Ce qui est reproché à la filière, ce sont d’abord les effets environnementaux liés à l’élevage intensif. Pour produire le comté, on utilise exclusivement le lait des vaches Montbéliardes, élevées dans la région. Ces vaches produisent des déjections riches en azote, qui peuvent polluer les sols et les rivières, notamment en favorisant la prolifération d’algues toxiques et l’eutrophisation.
Pour les militants comme Rigaux, cette pollution serait suffisante pour mettre un terme à la production du comté. Il accuse également les pratiques d’élevage, comme l’insémination artificielle, l’abattage des veaux mâles, ou encore la mise à mort des vaches en fin de carrière, d’être moralement inacceptables.
Une réponse enflammée du monde rural
Face à ces accusations, les réactions ont été vives. Du côté du Jura et du Doubs, les élus locaux, producteurs et citoyens ont défendu bec et ongles ce symbole gastronomique. Pour eux, le comté représente bien plus qu’un simple fromage : c’est un pilier de l’identité locale, une source de fierté culturelle, et surtout un moteur économique pour les zones rurales.
Matthieu Bloch, député du Doubs, dénonce une attaque idéologique : « Interdire le comté, c’est nier notre culture et saboter nos campagnes. » Géraldine Grangier, députée RN, s’insurge elle aussi contre ce qu’elle qualifie de diktat urbain déconnecté des réalités rurales : « Nos Montbéliardes ne sont pas des criminelles. Elles font partie de notre histoire. »

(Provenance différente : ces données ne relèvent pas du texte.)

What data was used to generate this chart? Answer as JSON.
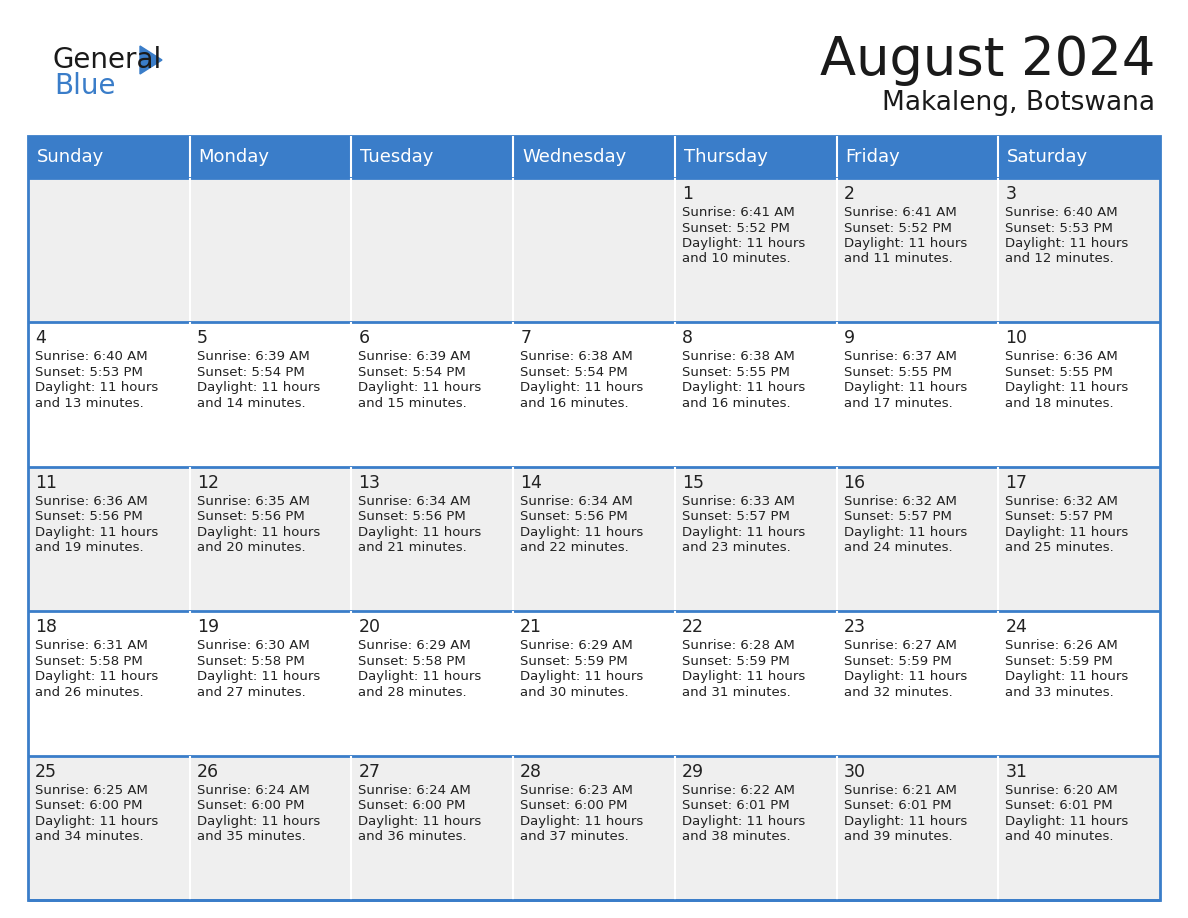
{
  "title": "August 2024",
  "subtitle": "Makaleng, Botswana",
  "days_of_week": [
    "Sunday",
    "Monday",
    "Tuesday",
    "Wednesday",
    "Thursday",
    "Friday",
    "Saturday"
  ],
  "header_bg": "#3A7DC9",
  "header_text": "#FFFFFF",
  "row_bg_odd": "#EFEFEF",
  "row_bg_even": "#FFFFFF",
  "separator_color": "#3A7DC9",
  "text_color": "#222222",
  "calendar_data": [
    [
      null,
      null,
      null,
      null,
      {
        "day": 1,
        "sunrise": "6:41 AM",
        "sunset": "5:52 PM",
        "daylight": "11 hours",
        "daylight2": "and 10 minutes."
      },
      {
        "day": 2,
        "sunrise": "6:41 AM",
        "sunset": "5:52 PM",
        "daylight": "11 hours",
        "daylight2": "and 11 minutes."
      },
      {
        "day": 3,
        "sunrise": "6:40 AM",
        "sunset": "5:53 PM",
        "daylight": "11 hours",
        "daylight2": "and 12 minutes."
      }
    ],
    [
      {
        "day": 4,
        "sunrise": "6:40 AM",
        "sunset": "5:53 PM",
        "daylight": "11 hours",
        "daylight2": "and 13 minutes."
      },
      {
        "day": 5,
        "sunrise": "6:39 AM",
        "sunset": "5:54 PM",
        "daylight": "11 hours",
        "daylight2": "and 14 minutes."
      },
      {
        "day": 6,
        "sunrise": "6:39 AM",
        "sunset": "5:54 PM",
        "daylight": "11 hours",
        "daylight2": "and 15 minutes."
      },
      {
        "day": 7,
        "sunrise": "6:38 AM",
        "sunset": "5:54 PM",
        "daylight": "11 hours",
        "daylight2": "and 16 minutes."
      },
      {
        "day": 8,
        "sunrise": "6:38 AM",
        "sunset": "5:55 PM",
        "daylight": "11 hours",
        "daylight2": "and 16 minutes."
      },
      {
        "day": 9,
        "sunrise": "6:37 AM",
        "sunset": "5:55 PM",
        "daylight": "11 hours",
        "daylight2": "and 17 minutes."
      },
      {
        "day": 10,
        "sunrise": "6:36 AM",
        "sunset": "5:55 PM",
        "daylight": "11 hours",
        "daylight2": "and 18 minutes."
      }
    ],
    [
      {
        "day": 11,
        "sunrise": "6:36 AM",
        "sunset": "5:56 PM",
        "daylight": "11 hours",
        "daylight2": "and 19 minutes."
      },
      {
        "day": 12,
        "sunrise": "6:35 AM",
        "sunset": "5:56 PM",
        "daylight": "11 hours",
        "daylight2": "and 20 minutes."
      },
      {
        "day": 13,
        "sunrise": "6:34 AM",
        "sunset": "5:56 PM",
        "daylight": "11 hours",
        "daylight2": "and 21 minutes."
      },
      {
        "day": 14,
        "sunrise": "6:34 AM",
        "sunset": "5:56 PM",
        "daylight": "11 hours",
        "daylight2": "and 22 minutes."
      },
      {
        "day": 15,
        "sunrise": "6:33 AM",
        "sunset": "5:57 PM",
        "daylight": "11 hours",
        "daylight2": "and 23 minutes."
      },
      {
        "day": 16,
        "sunrise": "6:32 AM",
        "sunset": "5:57 PM",
        "daylight": "11 hours",
        "daylight2": "and 24 minutes."
      },
      {
        "day": 17,
        "sunrise": "6:32 AM",
        "sunset": "5:57 PM",
        "daylight": "11 hours",
        "daylight2": "and 25 minutes."
      }
    ],
    [
      {
        "day": 18,
        "sunrise": "6:31 AM",
        "sunset": "5:58 PM",
        "daylight": "11 hours",
        "daylight2": "and 26 minutes."
      },
      {
        "day": 19,
        "sunrise": "6:30 AM",
        "sunset": "5:58 PM",
        "daylight": "11 hours",
        "daylight2": "and 27 minutes."
      },
      {
        "day": 20,
        "sunrise": "6:29 AM",
        "sunset": "5:58 PM",
        "daylight": "11 hours",
        "daylight2": "and 28 minutes."
      },
      {
        "day": 21,
        "sunrise": "6:29 AM",
        "sunset": "5:59 PM",
        "daylight": "11 hours",
        "daylight2": "and 30 minutes."
      },
      {
        "day": 22,
        "sunrise": "6:28 AM",
        "sunset": "5:59 PM",
        "daylight": "11 hours",
        "daylight2": "and 31 minutes."
      },
      {
        "day": 23,
        "sunrise": "6:27 AM",
        "sunset": "5:59 PM",
        "daylight": "11 hours",
        "daylight2": "and 32 minutes."
      },
      {
        "day": 24,
        "sunrise": "6:26 AM",
        "sunset": "5:59 PM",
        "daylight": "11 hours",
        "daylight2": "and 33 minutes."
      }
    ],
    [
      {
        "day": 25,
        "sunrise": "6:25 AM",
        "sunset": "6:00 PM",
        "daylight": "11 hours",
        "daylight2": "and 34 minutes."
      },
      {
        "day": 26,
        "sunrise": "6:24 AM",
        "sunset": "6:00 PM",
        "daylight": "11 hours",
        "daylight2": "and 35 minutes."
      },
      {
        "day": 27,
        "sunrise": "6:24 AM",
        "sunset": "6:00 PM",
        "daylight": "11 hours",
        "daylight2": "and 36 minutes."
      },
      {
        "day": 28,
        "sunrise": "6:23 AM",
        "sunset": "6:00 PM",
        "daylight": "11 hours",
        "daylight2": "and 37 minutes."
      },
      {
        "day": 29,
        "sunrise": "6:22 AM",
        "sunset": "6:01 PM",
        "daylight": "11 hours",
        "daylight2": "and 38 minutes."
      },
      {
        "day": 30,
        "sunrise": "6:21 AM",
        "sunset": "6:01 PM",
        "daylight": "11 hours",
        "daylight2": "and 39 minutes."
      },
      {
        "day": 31,
        "sunrise": "6:20 AM",
        "sunset": "6:01 PM",
        "daylight": "11 hours",
        "daylight2": "and 40 minutes."
      }
    ]
  ]
}
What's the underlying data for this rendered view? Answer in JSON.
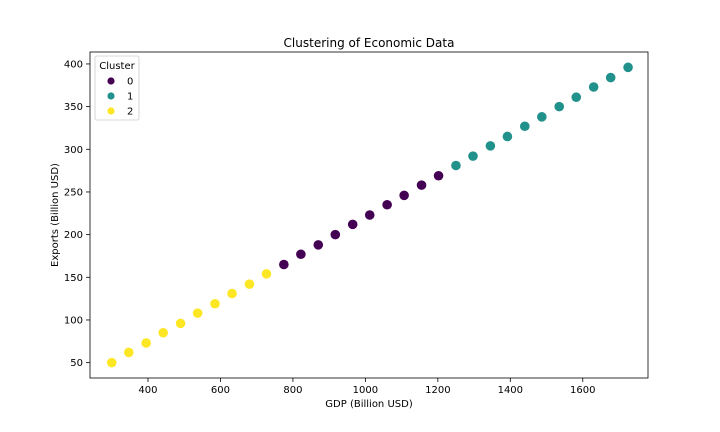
{
  "chart_data": {
    "type": "scatter",
    "title": "Clustering of Economic Data",
    "xlabel": "GDP (Billion USD)",
    "ylabel": "Exports (Billion USD)",
    "xlim": [
      240,
      1780
    ],
    "ylim": [
      32,
      414
    ],
    "xticks": [
      400,
      600,
      800,
      1000,
      1200,
      1400,
      1600
    ],
    "yticks": [
      50,
      100,
      150,
      200,
      250,
      300,
      350,
      400
    ],
    "grid": false,
    "legend": {
      "title": "Cluster",
      "placement": "top-left"
    },
    "series": [
      {
        "name": "0",
        "color": "#440154",
        "x": [
          775,
          822,
          870,
          917,
          965,
          1012,
          1060,
          1107,
          1155,
          1202
        ],
        "y": [
          165,
          177,
          188,
          200,
          212,
          223,
          235,
          246,
          258,
          269
        ]
      },
      {
        "name": "1",
        "color": "#21918c",
        "x": [
          1250,
          1297,
          1345,
          1392,
          1440,
          1487,
          1535,
          1582,
          1630,
          1677,
          1725
        ],
        "y": [
          281,
          292,
          304,
          315,
          327,
          338,
          350,
          361,
          373,
          384,
          396
        ]
      },
      {
        "name": "2",
        "color": "#fde725",
        "x": [
          300,
          347,
          395,
          442,
          490,
          537,
          585,
          632,
          680,
          727
        ],
        "y": [
          50,
          62,
          73,
          85,
          96,
          108,
          119,
          131,
          142,
          154
        ]
      }
    ]
  }
}
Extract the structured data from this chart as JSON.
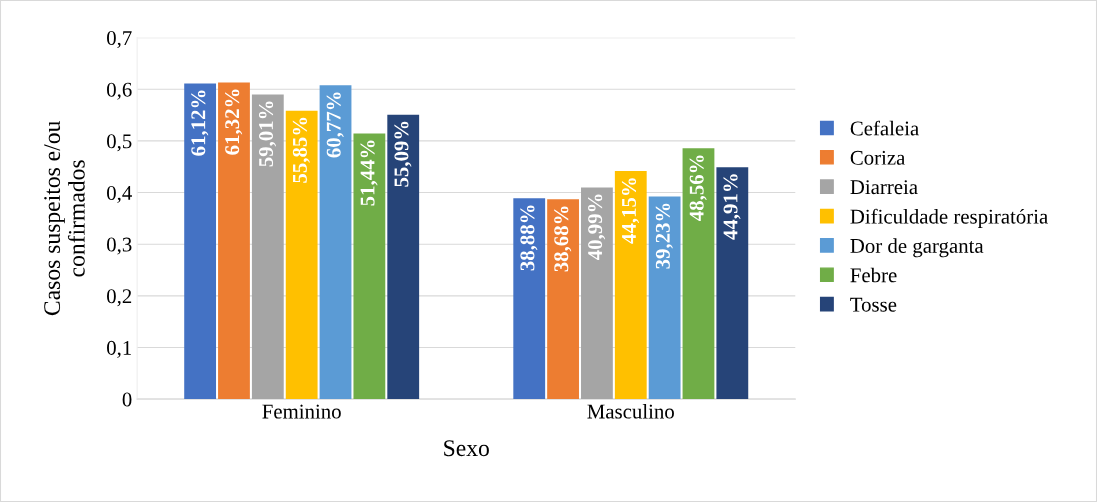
{
  "chart_data": {
    "type": "bar",
    "xlabel": "Sexo",
    "ylabel": "Casos suspeitos e/ou\nconfirmados",
    "categories": [
      "Feminino",
      "Masculino"
    ],
    "series": [
      {
        "name": "Cefaleia",
        "color": "#4472c4",
        "values": [
          0.6112,
          0.3888
        ],
        "value_labels": [
          "61,12%",
          "38,88%"
        ]
      },
      {
        "name": "Coriza",
        "color": "#ed7d31",
        "values": [
          0.6132,
          0.3868
        ],
        "value_labels": [
          "61,32%",
          "38,68%"
        ]
      },
      {
        "name": "Diarreia",
        "color": "#a5a5a5",
        "values": [
          0.5901,
          0.4099
        ],
        "value_labels": [
          "59,01%",
          "40,99%"
        ]
      },
      {
        "name": "Dificuldade respiratória",
        "color": "#ffc000",
        "values": [
          0.5585,
          0.4415
        ],
        "value_labels": [
          "55,85%",
          "44,15%"
        ]
      },
      {
        "name": "Dor de garganta",
        "color": "#5b9bd5",
        "values": [
          0.6077,
          0.3923
        ],
        "value_labels": [
          "60,77%",
          "39,23%"
        ]
      },
      {
        "name": "Febre",
        "color": "#70ad47",
        "values": [
          0.5144,
          0.4856
        ],
        "value_labels": [
          "51,44%",
          "48,56%"
        ]
      },
      {
        "name": "Tosse",
        "color": "#264478",
        "values": [
          0.5509,
          0.4491
        ],
        "value_labels": [
          "55,09%",
          "44,91%"
        ]
      }
    ],
    "ylim": [
      0,
      0.7
    ],
    "yticks": [
      0,
      {
        "value": 0.1,
        "label": "0,1"
      },
      {
        "value": 0.2,
        "label": "0,2"
      },
      {
        "value": 0.3,
        "label": "0,3"
      },
      {
        "value": 0.4,
        "label": "0,4"
      },
      {
        "value": 0.5,
        "label": "0,5"
      },
      {
        "value": 0.6,
        "label": "0,6"
      },
      {
        "value": 0.7,
        "label": "0,7"
      }
    ],
    "grid": "y",
    "legend": "right"
  }
}
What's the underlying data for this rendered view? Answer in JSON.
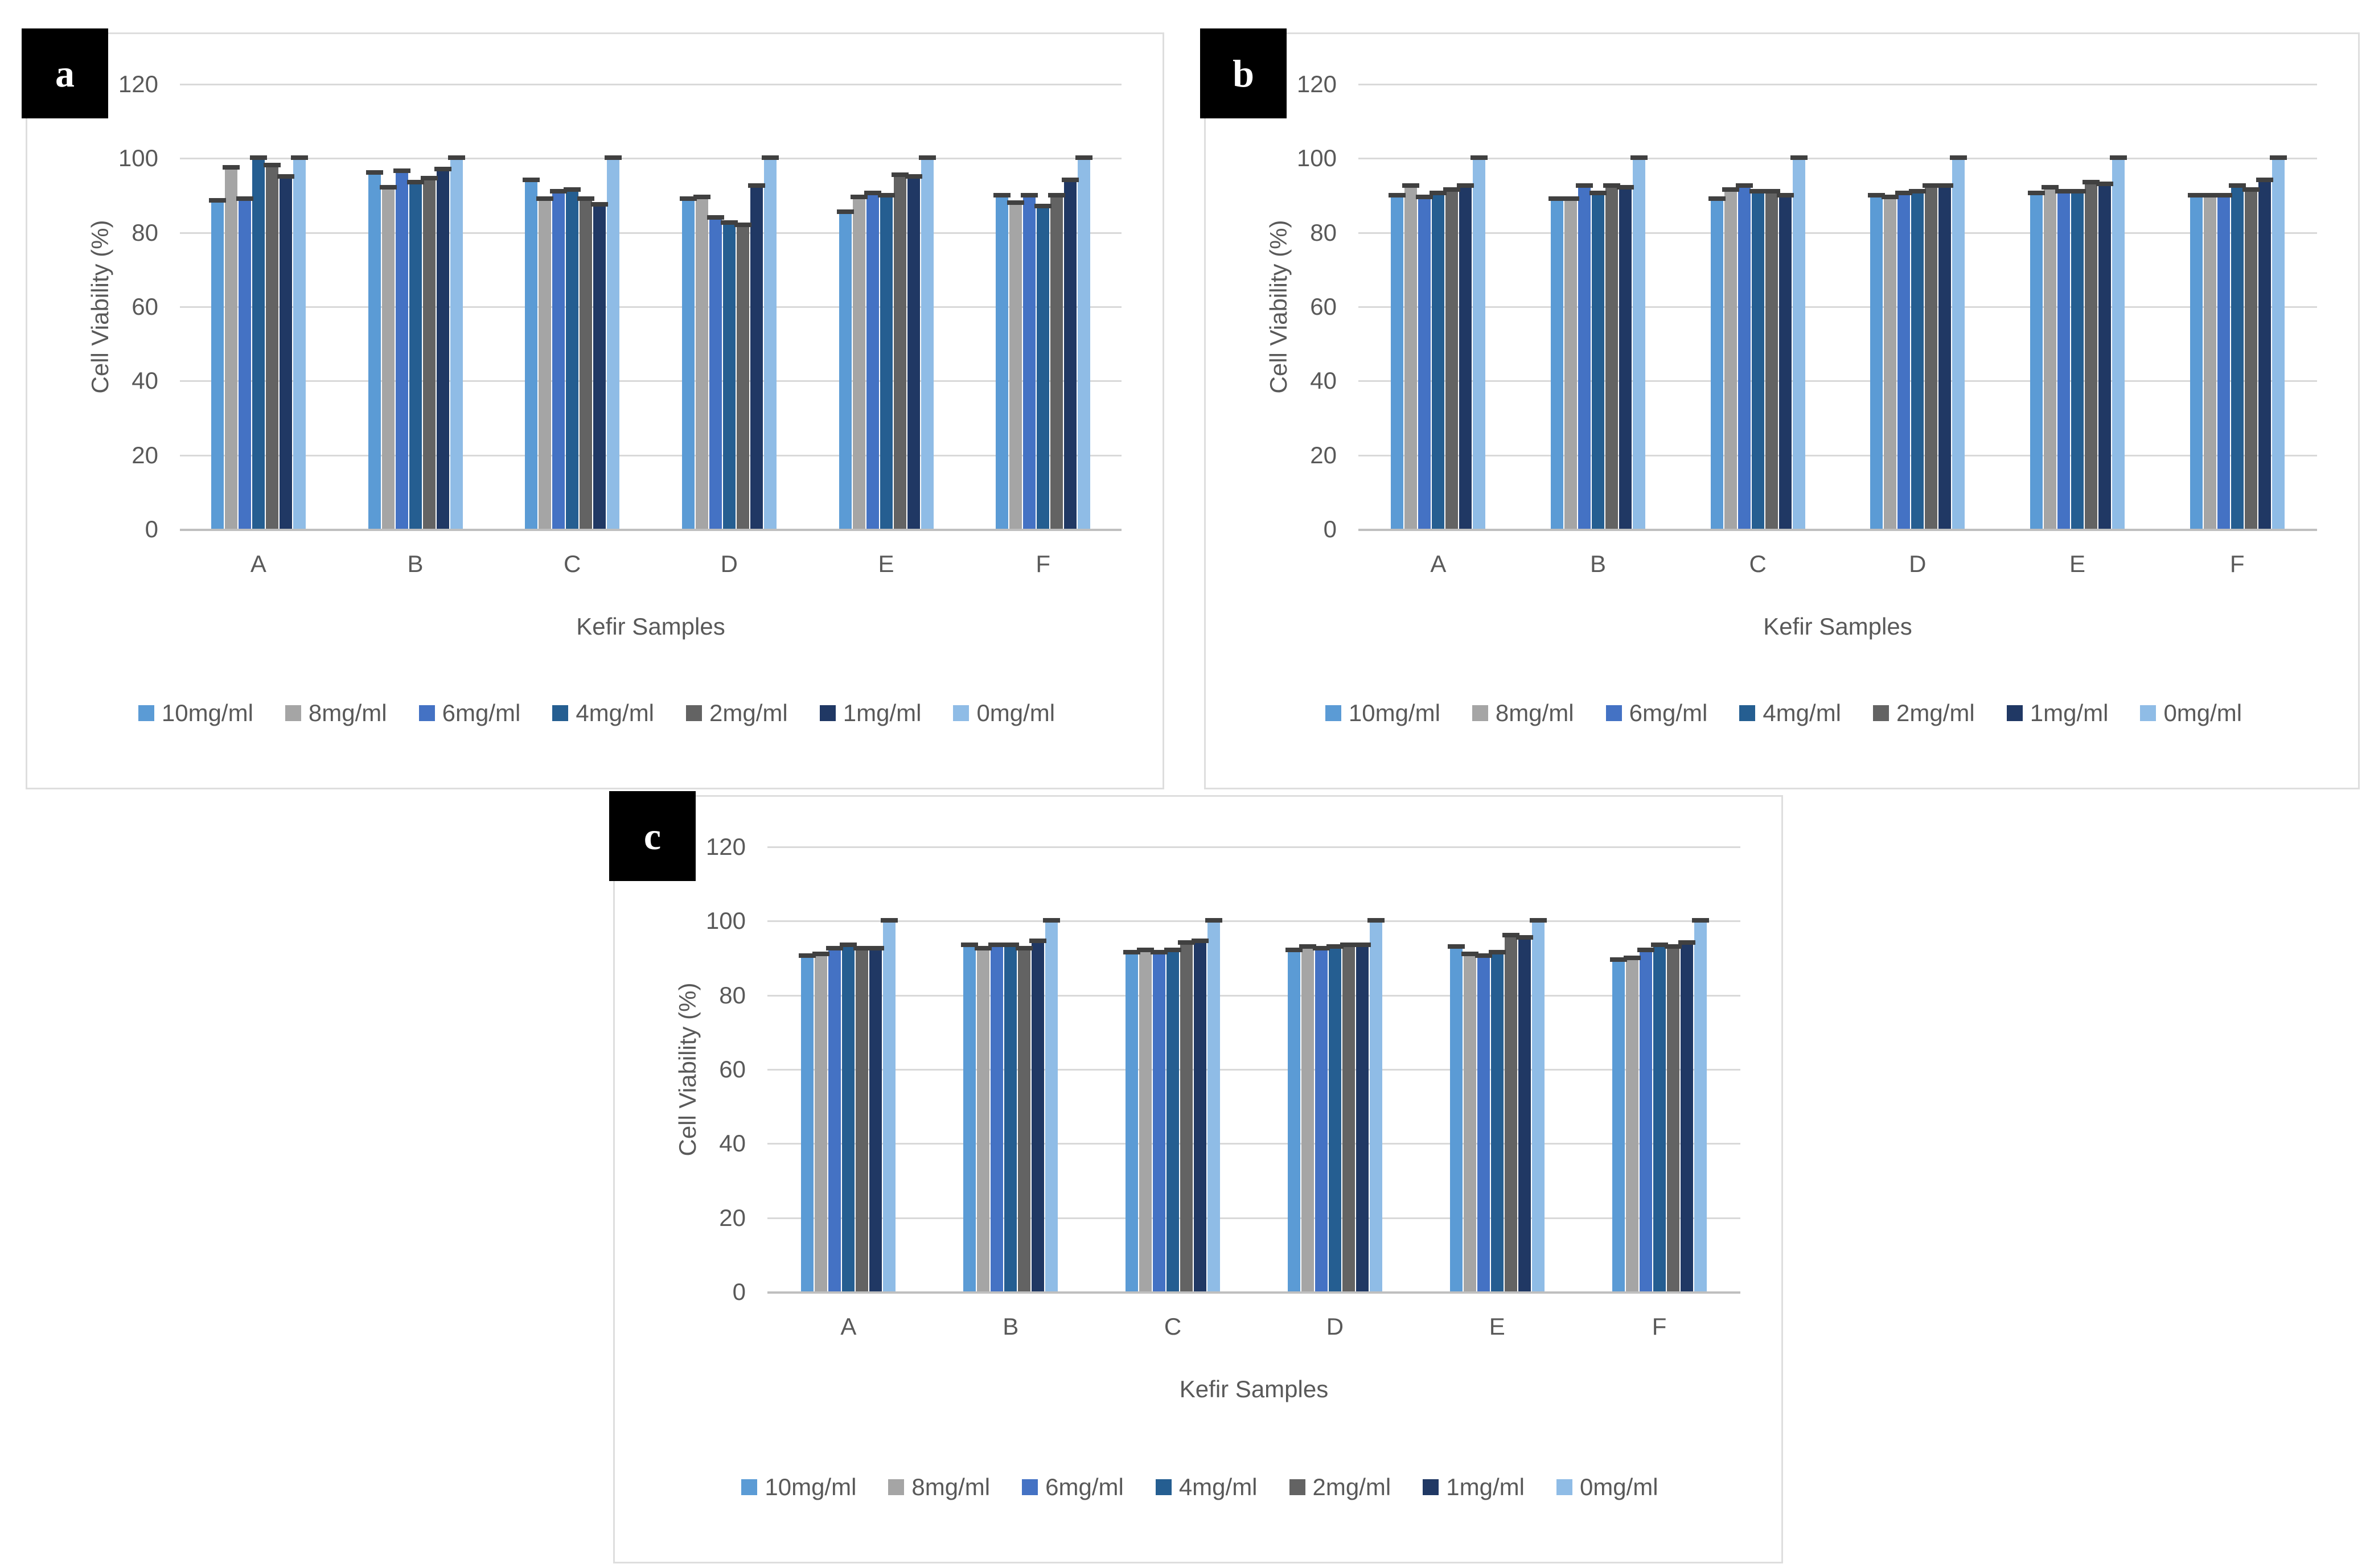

Un patrimoine culinaire en danger ?
Avec plus de 60 000 tonnes produites chaque année, le comté est l’un des fromages les plus consommés en France. C’est aussi une Appellation d’Origine Protégée (AOP), ce qui signifie que son élaboration suit un cahier des charges strict en termes de qualité, de traçabilité et de respect des savoir-faire. Contrairement aux productions intensives pointées du doigt, la filière comté s’appuie majoritairement sur des petites exploitations familiales, souvent engagées dans une agriculture durable.
Pour les défenseurs du fromage, le combat de Pierre Rigaux est simpliste et injuste. Ils estiment que démoniser un produit local au nom de la lutte écologique revient à passer à côté des vrais enjeux : la surconsommation mondiale, les productions industrielles sans éthique, et l’importation de produits transformés bien plus polluants.
Un débat révélateur d’une fracture idéologique
Derrière ce débat, c’est toute une vision de l’écologie qui s’affronte. D’un côté, un courant radical qui prône l’abandon total des produits d’origine animale. De l’autre, une écologie ancrée dans les territoires, qui défend un modèle agricole équilibré entre tradition, modernité et respect de l’environnement.
Certaines organisations comme L214 ou le Parti animaliste soutiennent l’appel au boycott. Leur objectif : abolir l’élevage, qu’ils jugent incompatible avec le respect du vivant. À l’opposé, des élus, des agriculteurs et des citoyens attachés à leurs terroirs voient dans cette stratégie une tentative de déconstruction culturelle, déguisée en cause environnementale.
Quand l’activisme rencontre les traditions
L’appel à interdire le comté a donné naissance à une mobilisation en ligne, avec notamment le hashtag #TouchePasAuComté qui a fleuri sur les réseaux. Internautes, élus et institutions ont partagé des messages de soutien à la filière, rappelant les bienfaits nutritionnels du fromage, son importance dans l’économie locale et la passion de ceux qui le produisent.
Le préfet du Jura a lui-même pris la parole, déclarant : « Le comté, c’est du Jura, du goût, du calcium, des protéines… et zéro culpabilité. » Un message clair pour rétablir la vérité sur un produit souvent caricaturé.